Montagnes russes d’IBM dans l’IA, appel de Demis à un gendarme de l’IA, pause des data centers IA à New York
Diet TBPN relie la chute d’IBM, la proposition de Demis Hassabis pour tester les modèles frontier et le moratoire new-yorkais sur les data centers IA.
Diet TBPN relie dans cet épisode trois tensions centrales de l’IA: qui capte vraiment les dépenses, comment contrôler les modèles frontier, et où construire l’infrastructure physique qui les rend possibles.
IBM face à la nouvelle trajectoire de dépense IA
Les animateurs partent de la chute d’IBM après un changement de narration autour de son activité serveurs.
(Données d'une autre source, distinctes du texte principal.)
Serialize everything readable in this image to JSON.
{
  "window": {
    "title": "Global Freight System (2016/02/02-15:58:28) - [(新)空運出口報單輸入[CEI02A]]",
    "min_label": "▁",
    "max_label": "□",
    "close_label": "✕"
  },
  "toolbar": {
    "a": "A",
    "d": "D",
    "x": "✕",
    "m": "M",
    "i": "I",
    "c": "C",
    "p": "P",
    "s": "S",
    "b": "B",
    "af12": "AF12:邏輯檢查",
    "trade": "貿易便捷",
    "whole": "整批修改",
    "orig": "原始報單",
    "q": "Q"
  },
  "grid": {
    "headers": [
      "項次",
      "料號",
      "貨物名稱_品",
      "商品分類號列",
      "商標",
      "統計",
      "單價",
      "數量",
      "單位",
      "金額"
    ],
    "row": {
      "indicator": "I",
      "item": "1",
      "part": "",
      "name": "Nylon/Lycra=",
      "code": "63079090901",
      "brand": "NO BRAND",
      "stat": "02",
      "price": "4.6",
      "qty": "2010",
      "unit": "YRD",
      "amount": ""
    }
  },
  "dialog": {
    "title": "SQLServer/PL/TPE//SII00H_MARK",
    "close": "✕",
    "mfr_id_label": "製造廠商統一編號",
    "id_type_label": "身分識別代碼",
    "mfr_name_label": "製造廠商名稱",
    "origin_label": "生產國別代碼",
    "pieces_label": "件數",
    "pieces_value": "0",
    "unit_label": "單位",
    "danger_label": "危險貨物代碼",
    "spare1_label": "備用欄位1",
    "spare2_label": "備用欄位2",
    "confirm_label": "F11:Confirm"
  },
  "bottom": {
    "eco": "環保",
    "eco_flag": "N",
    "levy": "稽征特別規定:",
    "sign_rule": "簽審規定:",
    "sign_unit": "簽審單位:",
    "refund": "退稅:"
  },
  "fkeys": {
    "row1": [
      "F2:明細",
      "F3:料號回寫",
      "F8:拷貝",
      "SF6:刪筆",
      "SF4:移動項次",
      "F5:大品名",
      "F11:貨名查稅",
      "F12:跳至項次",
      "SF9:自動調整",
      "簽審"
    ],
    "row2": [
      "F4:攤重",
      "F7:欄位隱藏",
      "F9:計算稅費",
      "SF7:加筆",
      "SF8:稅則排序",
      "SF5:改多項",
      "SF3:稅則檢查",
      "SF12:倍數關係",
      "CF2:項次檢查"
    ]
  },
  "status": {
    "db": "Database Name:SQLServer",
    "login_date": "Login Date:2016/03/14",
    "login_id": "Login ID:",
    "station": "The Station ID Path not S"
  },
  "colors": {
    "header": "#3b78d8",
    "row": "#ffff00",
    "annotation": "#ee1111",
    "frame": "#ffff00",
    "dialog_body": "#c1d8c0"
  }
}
Le contraste est important: depuis le lancement de ChatGPT, l’action IBM avait fortement progressé, portée par l’idée que les entreprises historiques pourraient profiter du cycle IA. Mais les flux de dépenses les plus visibles vont surtout vers les GPU, la mémoire, le réseau, le cloud hyperscale et l’inférence de modèles frontier — des zones où IBM n’est pas le gagnant évident.
L’épisode replace cette faiblesse dans l’histoire d’IBM: machines de tabulation, mainframes System/360, verrouillage par les coûts de changement, puis virage services sous Lou Gerstner. Aujourd’hui, les actifs comme Red Hat OpenShift restent utiles pour orchestrer des charges de travail d’entreprise, mais ils ne garantissent pas une capture directe de la vague matérielle et cloud de l’IA.
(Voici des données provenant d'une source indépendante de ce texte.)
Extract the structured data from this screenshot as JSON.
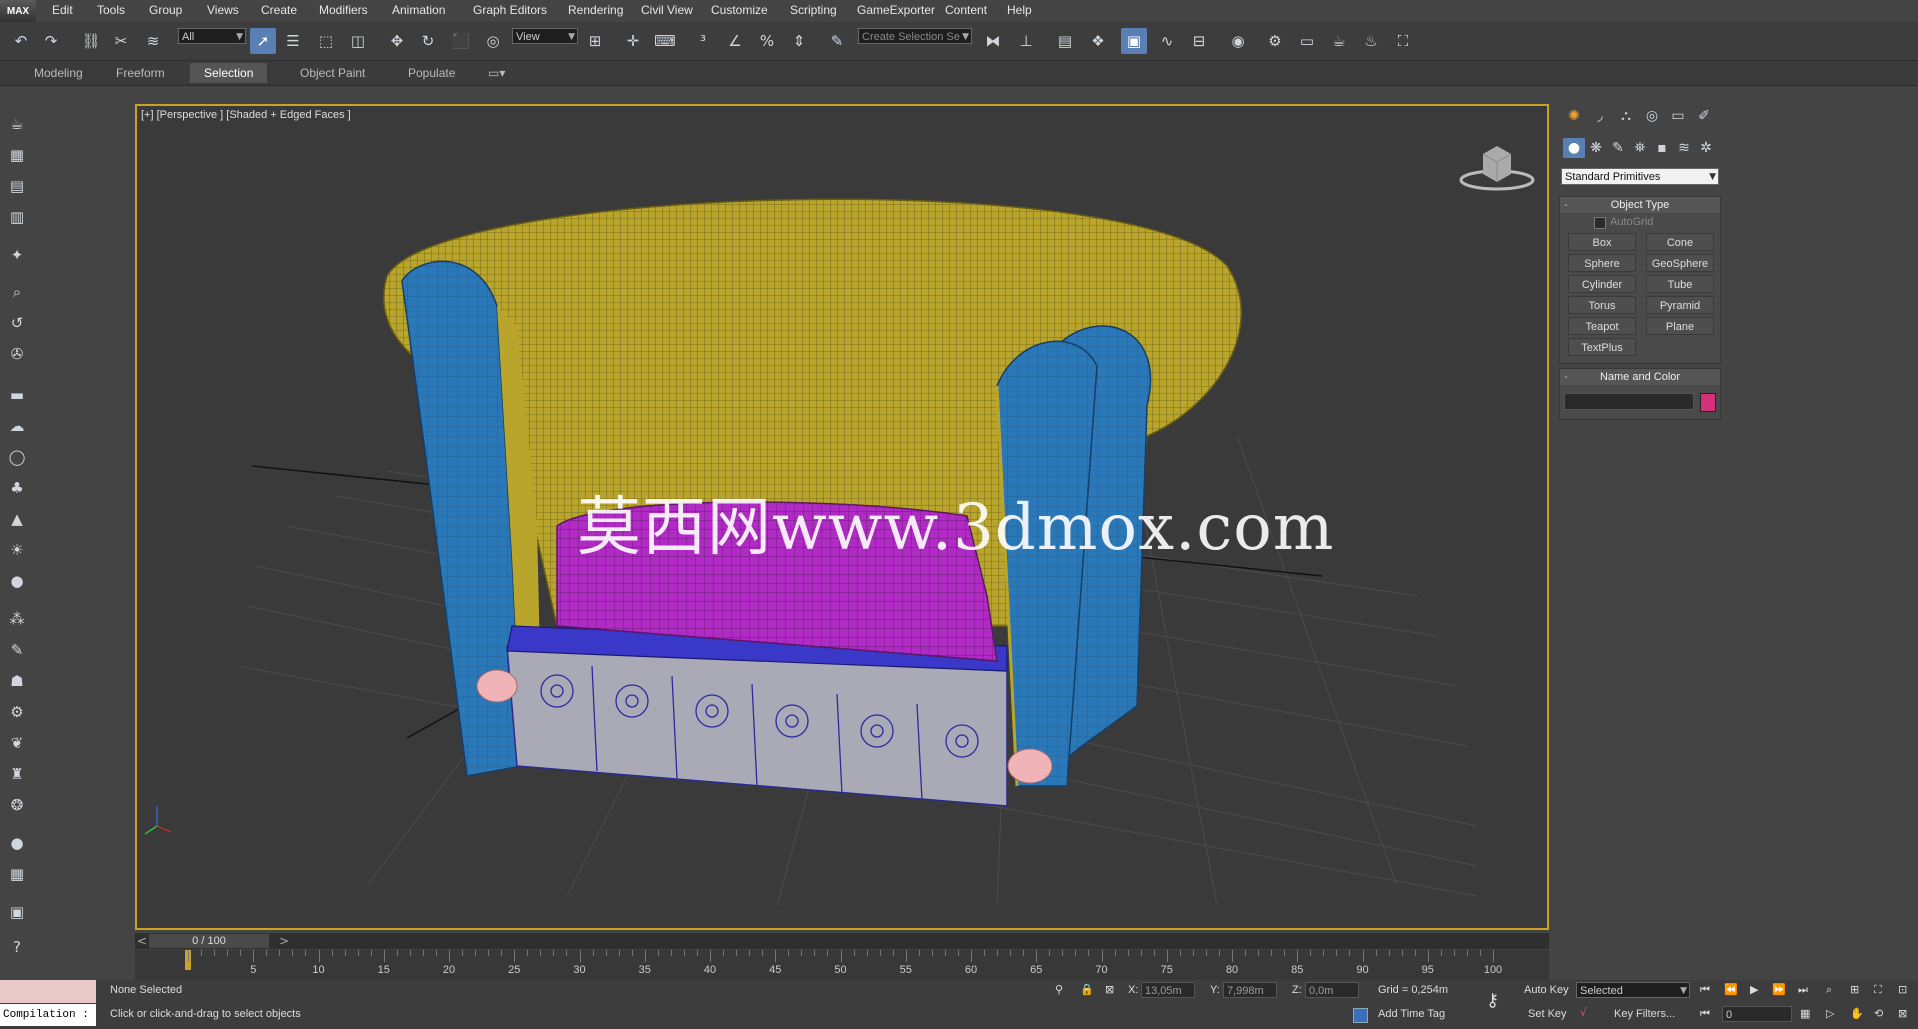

Le projet de Demis Hassabis pour tester les modèles frontier
Le second sujet est la proposition de Demis Hassabis, patron de Google DeepMind, de créer un organisme américain de standards et de tests pour les modèles IA frontier. L’idée: une supervision fédérale, un financement par les entreprises d’IA, des benchmarks régulièrement mis à jour et des tests portant notamment sur le cyber, le bio, le nucléaire, l’autonomie, la tromperie et le contournement des garde-fous.
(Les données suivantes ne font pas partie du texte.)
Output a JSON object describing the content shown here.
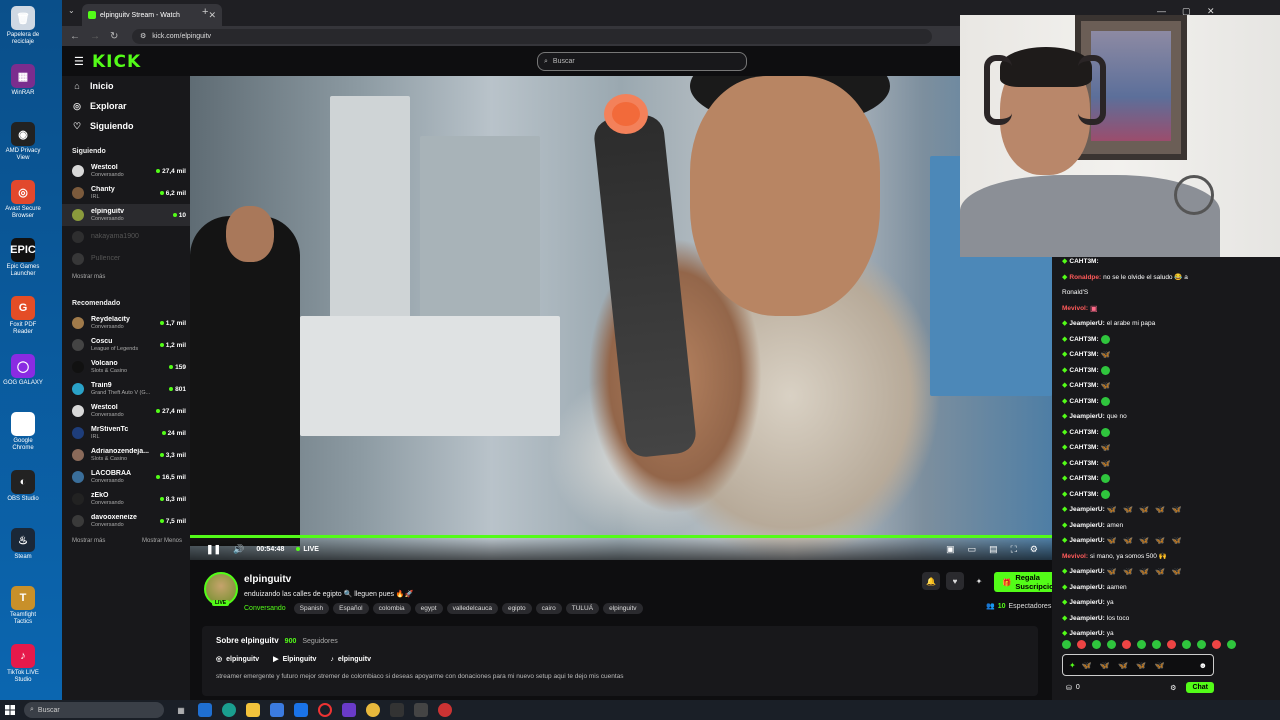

La discussion insiste sur les angles morts pratiques. Comment appliquer ces règles aux modèles open source ou étrangers? Combien de temps un examen pré-lancement ajouterait-il? Et une telle régulation aiderait-elle réellement la sécurité, ou renforcerait-elle surtout les grands laboratoires capables de financer des équipes réglementaires?
New York freine les data centers IA
L’épisode analyse ensuite la décision de New York de mettre en pause pendant un an les nouveaux data centers IA, le temps d’étudier l’énergie, l’eau, la qualité de l’air et les effets sur le réseau électrique. Les animateurs y voient un signal politique fort, même si New York n’est pas forcément le centre le plus évident du boom des data centers.
La question dépasse un seul État: si les infrastructures ne se construisent pas localement, elles se déplaceront vers d’autres États ou pays. Le débat porte donc autant sur l’environnement et l’acceptabilité locale que sur la compétitivité américaine dans l’IA.
Signal final
Le fil conducteur est clair: l’IA n’est plus seulement une histoire de modèles. Elle redistribue les budgets d’entreprise, force les gouvernements à imaginer de nouveaux régimes de test, et transforme les data centers en objets politiques, urbains et esthétiques.